The Cambodian government is planning to install a new international border checkpoint close to the disputed Preah Vihear temple.
The Phnom Penh Post reported officials in Preah Vihear province as saying that plans are in place for a new permanent border crossing connecting Cambodia with the eastern Thai province of Ubon Ratchathani.
There is already a border crossing between Preah Vihear and Thailand’s Surin province, but it is not an international crossing, meaning that visitors – including tourists to the nearby temples – must return to Thailand the same day.
“These days, this gateway is open only two days a week, but we want it to become an international checkpoint that is open every day of the week,” Preah Vihear’s Governor Um Mara was quoted saying. “We are preparing the infrastructure there first, but the opening date is unknown at this time,” he added.

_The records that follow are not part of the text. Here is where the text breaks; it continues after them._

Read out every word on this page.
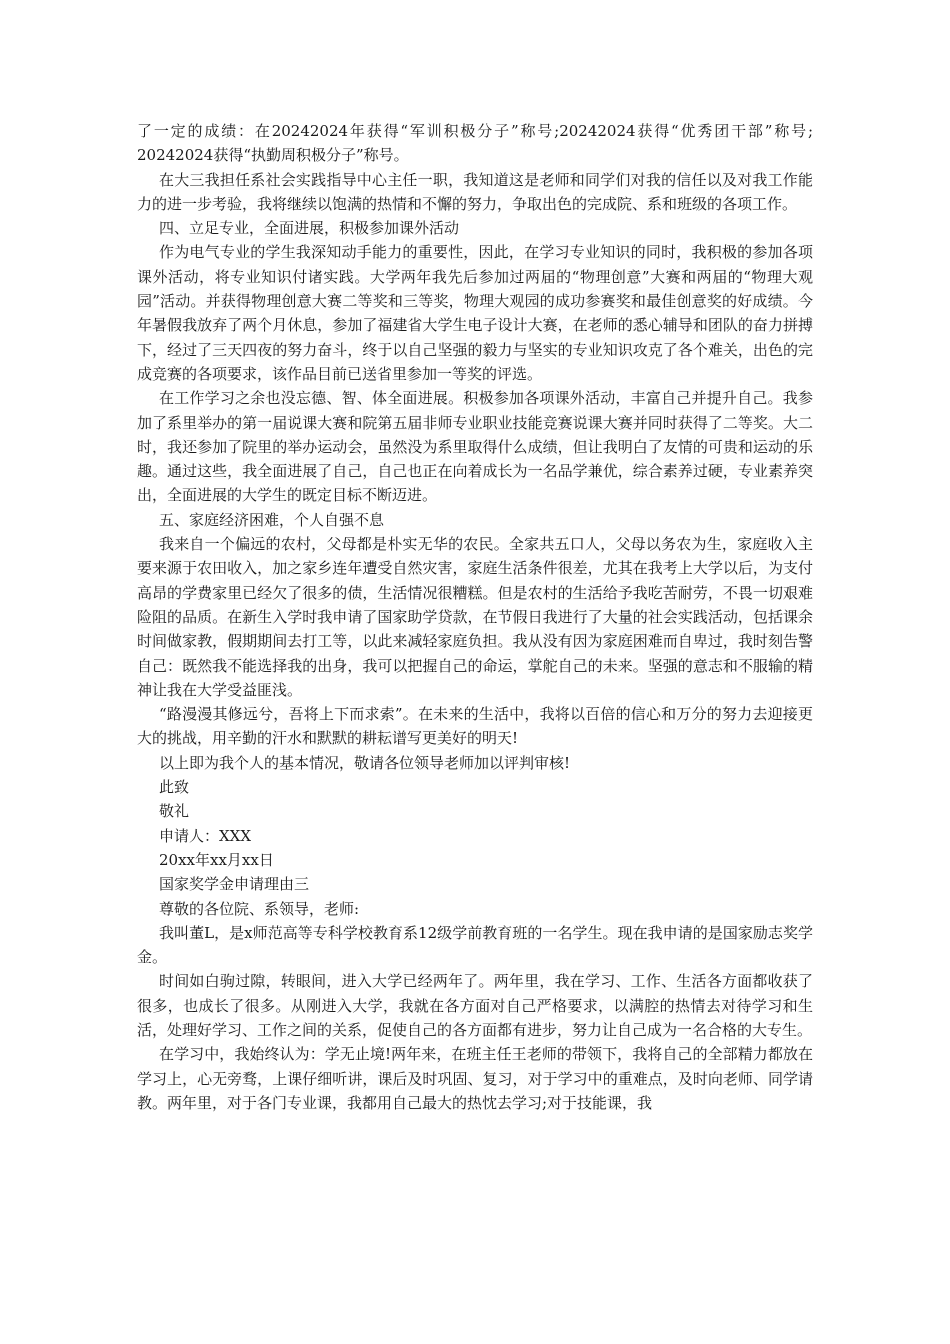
了一定的成绩：在20242024年获得“军训积极分子”称号;20242024获得“优秀团干部”称号; 20242024获得“执勤周积极分子”称号。

在大三我担任系社会实践指导中心主任一职，我知道这是老师和同学们对我的信任以及对我工作能力的进一步考验，我将继续以饱满的热情和不懈的努力，争取出色的完成院、系和班级的各项工作。

四、立足专业，全面进展，积极参加课外活动

作为电气专业的学生我深知动手能力的重要性，因此，在学习专业知识的同时，我积极的参加各项课外活动，将专业知识付诸实践。大学两年我先后参加过两届的“物理创意”大赛和两届的“物理大观园”活动。并获得物理创意大赛二等奖和三等奖，物理大观园的成功参赛奖和最佳创意奖的好成绩。今年暑假我放弃了两个月休息，参加了福建省大学生电子设计大赛，在老师的悉心辅导和团队的奋力拼搏下，经过了三天四夜的努力奋斗，终于以自己坚强的毅力与坚实的专业知识攻克了各个难关，出色的完成竞赛的各项要求，该作品目前已送省里参加一等奖的评选。

在工作学习之余也没忘德、智、体全面进展。积极参加各项课外活动，丰富自己并提升自己。我参加了系里举办的第一届说课大赛和院第五届非师专业职业技能竞赛说课大赛并同时获得了二等奖。大二时，我还参加了院里的举办运动会，虽然没为系里取得什么成绩，但让我明白了友情的可贵和运动的乐趣。通过这些，我全面进展了自己，自己也正在向着成长为一名品学兼优，综合素养过硬，专业素养突出，全面进展的大学生的既定目标不断迈进。

五、家庭经济困难，个人自强不息

我来自一个偏远的农村，父母都是朴实无华的农民。全家共五口人，父母以务农为生，家庭收入主要来源于农田收入，加之家乡连年遭受自然灾害，家庭生活条件很差，尤其在我考上大学以后，为支付高昂的学费家里已经欠了很多的债，生活情况很糟糕。但是农村的生活给予我吃苦耐劳，不畏一切艰难险阻的品质。在新生入学时我申请了国家助学贷款，在节假日我进行了大量的社会实践活动，包括课余时间做家教，假期期间去打工等，以此来减轻家庭负担。我从没有因为家庭困难而自卑过，我时刻告警自己：既然我不能选择我的出身，我可以把握自己的命运，掌舵自己的未来。坚强的意志和不服输的精神让我在大学受益匪浅。

“路漫漫其修远兮，吾将上下而求索”。在未来的生活中，我将以百倍的信心和万分的努力去迎接更大的挑战，用辛勤的汗水和默默的耕耘谱写更美好的明天!

以上即为我个人的基本情况，敬请各位领导老师加以评判审核!

此致

敬礼

申请人：XXX

20xx年xx月xx日

国家奖学金申请理由三

尊敬的各位院、系领导，老师:

我叫董L，是x师范高等专科学校教育系12级学前教育班的一名学生。现在我申请的是国家励志奖学金。

时间如白驹过隙，转眼间，进入大学已经两年了。两年里，我在学习、工作、生活各方面都收获了很多，也成长了很多。从刚进入大学，我就在各方面对自己严格要求，以满腔的热情去对待学习和生活，处理好学习、工作之间的关系，促使自己的各方面都有进步，努力让自己成为一名合格的大专生。

在学习中，我始终认为：学无止境!两年来，在班主任王老师的带领下，我将自己的全部精力都放在学习上，心无旁骛，上课仔细听讲，课后及时巩固、复习，对于学习中的重难点，及时向老师、同学请教。两年里，对于各门专业课，我都用自己最大的热忱去学习;对于技能课，我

The new international checkpoint, reported to be named ‘Anses’, will be located approximately 60km from the disputed border temples of Preah Vihear. Thailand and Cambodia were involved in a series of exchanges in the area in 2011, killing soldiers on both sides as well as local residents. Cambodia also claimed that the UNESCO World Heritage-listed temples were damaged by Thai shelling.
The new gateway between Preah Vihear and Ubon Racthathani however, could boost both a trade and tourism. Thailand’s easternmost province, Ubon Racthathani, lies in the ‘Emerald Triangle’ where the borders of Thailand, Cambodia and Laos converge. It also offers a border crossing connecting to the Lao city of Pakse on the Mekong River, as well as a range of national parks.
There are currently six border crossings between the Cambodia and Thailand, but this will be the first into Ubon Ratchathani province.